FloristenSie sind noch immer der universelle Klassiker als Präsent zum Geburtstag, als Entschuldigung oder bei Trauerbekundungen: Blumen. Dabei muss man sich längst nicht mehr zum teuren Blumenhändler in der Stadt bewegen, ja, nicht einmal das Haus verlassen. Auch die Blumenbranche hat das Internet für sich entdeckt. Und so ist es mittlerweile auf Mausklick möglich, Blumengrüße zu versenden – und das nicht nur an Adressen in der selben Stadt, sondern landesweit, teilweise sogar bis ins Ausland.

Große Unterschied in jeder Hinsicht

Doch Vorsicht: Die Qualität der Ware, die Produktvielfalt und die Preise unterscheiden sich allesamt recht deutlich. Hierbei ist tatsächlich einmal das klassische Vorurteil gegenüber Discounterware gerechtfertigt – obwohl die Lebensmitteldiscounter ansonsten längst Topware bieten und sogar vereinzelt sehr ordentliche Elektronikschnäppchen vorweisen können. Doch Blumen sind eben ein sehr empfindliches Produkt und vor allem bei der Frische hapert es dann leider doch recht oft.

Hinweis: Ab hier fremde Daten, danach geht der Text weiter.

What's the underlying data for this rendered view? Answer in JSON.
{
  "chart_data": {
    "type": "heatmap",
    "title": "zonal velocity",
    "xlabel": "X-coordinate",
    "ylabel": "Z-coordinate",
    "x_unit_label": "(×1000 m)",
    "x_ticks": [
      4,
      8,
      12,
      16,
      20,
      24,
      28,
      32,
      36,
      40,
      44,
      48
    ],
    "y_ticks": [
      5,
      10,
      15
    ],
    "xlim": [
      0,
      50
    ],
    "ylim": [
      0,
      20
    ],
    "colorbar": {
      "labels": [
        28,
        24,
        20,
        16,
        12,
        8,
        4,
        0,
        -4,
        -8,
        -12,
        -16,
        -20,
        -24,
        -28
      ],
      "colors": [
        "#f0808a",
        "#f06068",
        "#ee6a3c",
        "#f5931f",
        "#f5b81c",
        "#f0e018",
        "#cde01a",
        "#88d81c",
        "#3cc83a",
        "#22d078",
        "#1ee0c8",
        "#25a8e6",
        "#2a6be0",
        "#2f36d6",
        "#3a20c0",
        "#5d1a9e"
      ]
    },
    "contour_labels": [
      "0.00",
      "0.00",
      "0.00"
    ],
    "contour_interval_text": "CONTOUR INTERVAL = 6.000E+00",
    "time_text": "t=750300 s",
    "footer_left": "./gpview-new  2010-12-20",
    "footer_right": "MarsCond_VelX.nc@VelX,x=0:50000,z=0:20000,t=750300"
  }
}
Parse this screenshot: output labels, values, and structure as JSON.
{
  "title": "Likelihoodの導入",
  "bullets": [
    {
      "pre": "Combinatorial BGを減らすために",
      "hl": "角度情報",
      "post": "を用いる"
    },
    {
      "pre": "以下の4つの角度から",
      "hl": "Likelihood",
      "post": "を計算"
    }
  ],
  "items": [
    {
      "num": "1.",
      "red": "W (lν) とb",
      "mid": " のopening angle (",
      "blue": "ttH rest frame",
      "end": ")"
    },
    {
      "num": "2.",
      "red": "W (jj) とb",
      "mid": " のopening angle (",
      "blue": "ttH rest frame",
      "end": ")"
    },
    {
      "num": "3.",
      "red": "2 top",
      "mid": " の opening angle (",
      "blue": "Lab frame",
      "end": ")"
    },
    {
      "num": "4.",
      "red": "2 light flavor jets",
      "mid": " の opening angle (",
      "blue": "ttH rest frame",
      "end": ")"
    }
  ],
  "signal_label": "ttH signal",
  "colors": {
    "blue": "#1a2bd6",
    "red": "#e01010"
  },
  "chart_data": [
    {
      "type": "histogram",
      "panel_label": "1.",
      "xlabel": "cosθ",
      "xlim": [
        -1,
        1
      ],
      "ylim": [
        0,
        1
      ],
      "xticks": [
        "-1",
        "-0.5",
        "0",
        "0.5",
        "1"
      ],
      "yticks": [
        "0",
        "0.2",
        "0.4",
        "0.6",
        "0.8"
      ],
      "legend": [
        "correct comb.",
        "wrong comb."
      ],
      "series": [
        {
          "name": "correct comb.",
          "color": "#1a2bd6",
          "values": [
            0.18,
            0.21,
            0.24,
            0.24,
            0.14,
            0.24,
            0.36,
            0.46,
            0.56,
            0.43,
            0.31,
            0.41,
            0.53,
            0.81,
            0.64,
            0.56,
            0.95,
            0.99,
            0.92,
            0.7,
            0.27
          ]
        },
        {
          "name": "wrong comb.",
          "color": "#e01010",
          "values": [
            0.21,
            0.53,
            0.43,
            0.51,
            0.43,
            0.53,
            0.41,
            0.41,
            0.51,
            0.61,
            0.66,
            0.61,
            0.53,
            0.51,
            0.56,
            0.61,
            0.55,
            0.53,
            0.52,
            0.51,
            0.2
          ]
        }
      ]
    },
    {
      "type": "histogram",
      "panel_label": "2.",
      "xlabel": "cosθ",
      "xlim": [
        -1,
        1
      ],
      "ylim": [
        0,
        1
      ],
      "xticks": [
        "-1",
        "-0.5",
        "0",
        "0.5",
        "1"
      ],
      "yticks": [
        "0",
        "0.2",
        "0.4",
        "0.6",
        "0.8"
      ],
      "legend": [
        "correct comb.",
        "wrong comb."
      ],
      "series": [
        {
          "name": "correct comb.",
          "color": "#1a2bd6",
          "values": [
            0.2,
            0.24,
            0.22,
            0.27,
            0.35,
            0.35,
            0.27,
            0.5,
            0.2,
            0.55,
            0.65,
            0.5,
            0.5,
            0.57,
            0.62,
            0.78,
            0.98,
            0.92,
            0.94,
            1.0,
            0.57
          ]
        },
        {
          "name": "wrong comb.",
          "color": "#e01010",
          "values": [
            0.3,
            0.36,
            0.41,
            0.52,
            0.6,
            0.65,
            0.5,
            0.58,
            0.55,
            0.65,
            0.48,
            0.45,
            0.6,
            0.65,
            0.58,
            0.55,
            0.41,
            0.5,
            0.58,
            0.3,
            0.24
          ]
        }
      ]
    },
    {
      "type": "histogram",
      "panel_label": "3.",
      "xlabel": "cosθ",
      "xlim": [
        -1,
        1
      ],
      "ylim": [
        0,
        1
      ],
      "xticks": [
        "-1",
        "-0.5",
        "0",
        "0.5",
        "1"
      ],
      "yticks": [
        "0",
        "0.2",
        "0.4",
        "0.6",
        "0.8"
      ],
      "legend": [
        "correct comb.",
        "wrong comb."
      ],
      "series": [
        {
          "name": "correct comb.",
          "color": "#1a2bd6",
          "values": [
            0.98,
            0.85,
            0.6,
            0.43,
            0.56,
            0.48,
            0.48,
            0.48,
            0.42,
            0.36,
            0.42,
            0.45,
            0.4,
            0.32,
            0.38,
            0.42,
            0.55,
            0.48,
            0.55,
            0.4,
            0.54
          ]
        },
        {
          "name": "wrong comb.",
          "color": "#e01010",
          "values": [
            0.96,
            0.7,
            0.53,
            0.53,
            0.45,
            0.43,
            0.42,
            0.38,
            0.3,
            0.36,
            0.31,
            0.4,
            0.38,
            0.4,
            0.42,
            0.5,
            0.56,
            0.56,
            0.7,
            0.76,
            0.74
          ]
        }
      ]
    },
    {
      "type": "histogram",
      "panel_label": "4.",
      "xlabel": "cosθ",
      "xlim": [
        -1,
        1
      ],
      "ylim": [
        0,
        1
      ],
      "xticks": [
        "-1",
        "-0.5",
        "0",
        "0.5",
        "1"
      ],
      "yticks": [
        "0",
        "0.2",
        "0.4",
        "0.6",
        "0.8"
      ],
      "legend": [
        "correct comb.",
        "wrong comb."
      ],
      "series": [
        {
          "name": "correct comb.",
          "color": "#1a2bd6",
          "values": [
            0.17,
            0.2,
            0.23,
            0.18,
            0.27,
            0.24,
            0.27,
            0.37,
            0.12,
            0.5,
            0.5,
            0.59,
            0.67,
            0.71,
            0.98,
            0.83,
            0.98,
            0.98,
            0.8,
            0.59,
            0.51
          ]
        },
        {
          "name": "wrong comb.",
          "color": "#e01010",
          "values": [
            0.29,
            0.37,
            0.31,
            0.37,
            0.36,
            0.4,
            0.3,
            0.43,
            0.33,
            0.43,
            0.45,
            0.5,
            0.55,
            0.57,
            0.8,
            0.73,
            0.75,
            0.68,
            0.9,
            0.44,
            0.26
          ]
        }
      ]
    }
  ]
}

Discounter klare Preissieger

Wie mehrere Tests mittlerweile nachgewiesen haben, glänzen die Discounter beim Blumenversand vor allem mit ihrem Preisvorteil. Wie man es von einem Discounter auch erwartet, sind die Preise für Sträuße teils nur halb so hoch wie bei der klassischen Konkurrenz. Und wer zahlt für eine Handvoll Rosen schon gerne 50 Euro, wenn er das Ganze auch für 20 Euro haben kann? Allerdings: Die Auswahl ist eben auch entsprechend klein. Vergleiche zeigen, dass professionelle Blumenanbieter teils eine Auswahl von mehr als 120 Sträußen bieten, während es preiswerte Versender bei 20 belassen.

Das Problem ist jedoch die Qualität

Das große Problem ist aber die Frische: Mit der beliebten 7-Tage-Garantie können nur die wenigsten Anbieter wirklich durchkommen. Nicht selten ist die Qualität und Frische der Blumen eher wenig überzeugend. Laut einer Erhebung der Deutschen Gesellschaft für Verbraucherstudien würden 76 Prozent der Sträuße bereits mit zumindest einzelnen welken Blättern oder hängenden Köpfen geliefert, nur 66 Prozent konnten nach fünf Tagen noch als frisch bezeichnet werden. Nach sieben Tagen schafften das sogar nur 44 Prozent.

Abwägungssache

Leider schneiden in dieser Hinsicht dabei vor allem die Discounter schlecht ab, aber auch Blume 2000 oder Euroflorist können weniger überzeugen. Wer auf Qualität setzt, fährt mit dem Klassiker Fleurop demnach immer noch am besten. Auch im Gesamturteil sind Unternehmen wie Fleurop oder FloraPrima meist spürbar vor den Discountern platziert – je nach Gewichtung der Testkriterien. Es muss also in diesem Fall wirklich jeder selbst wissen, ob er Qualität will oder sparen möchte.